Le ministère chinois des Affaires étrangères a réagi à la mort d'al-Zawahiri, déclarant qu'il est contre toutes les formes de terrorisme, mais en même temps opposé aux doubles standards sur les opérations antiterroristes et que « la coopération antiterroriste ne doit pas être menée au détriment de la souveraineté des autres pays. »

Personnes

Greg Barton, président de Global Islamic Politics à l' Institut Alfred Deakin pour la citoyenneté et la mondialisation de l'Université Deakin, a déclaré sur Sky News Australia qu'al-Zawahiri pourrait être remplacé par un "dirigeant plus efficace et plus capable".

La frappe a été critiquée par le chroniqueur conservateur Marc Thiessen pour avoir été menée à distance, par rapport à l'action des Navy SEALs américains qui ont tué Oussama ben Laden au Pakistan.
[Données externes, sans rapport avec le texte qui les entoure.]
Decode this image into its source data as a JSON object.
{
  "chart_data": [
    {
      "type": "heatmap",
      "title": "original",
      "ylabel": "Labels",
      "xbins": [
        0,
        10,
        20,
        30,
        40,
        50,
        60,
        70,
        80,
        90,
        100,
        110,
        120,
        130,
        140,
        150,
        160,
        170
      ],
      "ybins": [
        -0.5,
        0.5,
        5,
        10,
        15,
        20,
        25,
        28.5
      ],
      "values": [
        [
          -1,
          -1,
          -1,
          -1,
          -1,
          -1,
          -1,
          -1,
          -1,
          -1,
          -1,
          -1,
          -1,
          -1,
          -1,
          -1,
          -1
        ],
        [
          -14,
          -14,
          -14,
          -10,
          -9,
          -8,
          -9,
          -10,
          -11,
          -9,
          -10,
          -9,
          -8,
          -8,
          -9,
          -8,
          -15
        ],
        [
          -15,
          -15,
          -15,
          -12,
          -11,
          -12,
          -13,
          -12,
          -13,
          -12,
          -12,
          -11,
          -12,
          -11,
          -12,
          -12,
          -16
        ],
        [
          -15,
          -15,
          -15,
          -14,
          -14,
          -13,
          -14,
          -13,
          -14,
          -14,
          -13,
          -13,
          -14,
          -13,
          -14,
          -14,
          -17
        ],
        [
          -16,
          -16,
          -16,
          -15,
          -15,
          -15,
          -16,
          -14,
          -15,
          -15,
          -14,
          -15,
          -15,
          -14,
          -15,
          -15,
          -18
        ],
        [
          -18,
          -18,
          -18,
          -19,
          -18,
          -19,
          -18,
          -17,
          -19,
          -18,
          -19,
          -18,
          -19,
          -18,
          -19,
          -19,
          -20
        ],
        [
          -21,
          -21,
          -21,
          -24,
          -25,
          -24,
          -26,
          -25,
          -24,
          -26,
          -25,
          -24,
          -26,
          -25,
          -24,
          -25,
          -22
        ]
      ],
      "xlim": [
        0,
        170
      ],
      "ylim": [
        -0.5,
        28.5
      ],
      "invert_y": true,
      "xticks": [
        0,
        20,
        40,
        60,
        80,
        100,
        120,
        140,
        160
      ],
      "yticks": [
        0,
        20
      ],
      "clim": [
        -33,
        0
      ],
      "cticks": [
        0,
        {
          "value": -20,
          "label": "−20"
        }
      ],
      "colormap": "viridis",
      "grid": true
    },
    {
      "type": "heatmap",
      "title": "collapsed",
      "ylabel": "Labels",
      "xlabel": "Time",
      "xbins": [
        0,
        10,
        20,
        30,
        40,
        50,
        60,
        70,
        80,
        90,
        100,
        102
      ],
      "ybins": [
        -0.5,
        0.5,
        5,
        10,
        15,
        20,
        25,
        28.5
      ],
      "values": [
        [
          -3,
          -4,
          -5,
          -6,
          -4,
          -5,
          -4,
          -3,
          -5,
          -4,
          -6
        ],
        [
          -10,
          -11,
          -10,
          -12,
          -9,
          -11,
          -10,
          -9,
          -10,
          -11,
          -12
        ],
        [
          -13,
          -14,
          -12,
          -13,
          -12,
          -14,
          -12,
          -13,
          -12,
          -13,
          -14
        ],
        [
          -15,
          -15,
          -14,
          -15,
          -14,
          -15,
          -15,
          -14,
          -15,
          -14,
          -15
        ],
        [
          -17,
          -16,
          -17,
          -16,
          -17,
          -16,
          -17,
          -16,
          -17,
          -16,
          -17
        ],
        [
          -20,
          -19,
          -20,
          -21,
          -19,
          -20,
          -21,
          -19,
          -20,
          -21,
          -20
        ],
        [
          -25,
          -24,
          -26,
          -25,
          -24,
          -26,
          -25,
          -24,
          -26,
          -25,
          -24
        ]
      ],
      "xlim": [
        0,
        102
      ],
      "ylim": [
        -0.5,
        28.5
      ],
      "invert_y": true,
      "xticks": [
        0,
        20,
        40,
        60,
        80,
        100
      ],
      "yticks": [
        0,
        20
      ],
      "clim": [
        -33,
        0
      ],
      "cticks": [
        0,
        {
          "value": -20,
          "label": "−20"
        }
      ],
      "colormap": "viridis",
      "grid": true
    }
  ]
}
Thiessen a écrit que la frappe du drone n'avait laissé aucune possibilité d'obtenir des informations exploitables, comme l'avait fait l'opération précédente au Pakistan, et a comparé la justification de l'action par Biden avec les commentaires de Blinken en août 2021 sur la chute de l'Afghanistan aux mains des talibans, dans lesquels il a appelé le reste Les "restes" d'agents d'Al-Qaïda.

Le professeur allemand de droit international Christoph Safferling du Tagesschau a considéré que le meurtre était une violation du droit international, car il ne considère pas Al-Qaïda comme une "organisation armée". L'expert juridique Robert Chesney a fait valoir que la grève était légale en vertu du droit national américain et international, car le droit des conflits armés s'appliquerait à Zawahiri en raison de l'implication continue d'Al-Qaïda dans la planification d'attaques violentes contre les États-Unis.

Al-Qaïda n'a pas encore nommé de successeur à al-Zawahiri. La grève a remis en question la sécurité de Mark Frerichs, un ingénieur civil de 60 ans qui serait détenu par les ravisseurs Haqqani et le seul otage américain connu en Afghanistan. Des manifestations anti-américaines ont éclaté en Afghanistan le 5 août, des centaines d'Afghans condamnant les États-Unis pour cette frappe.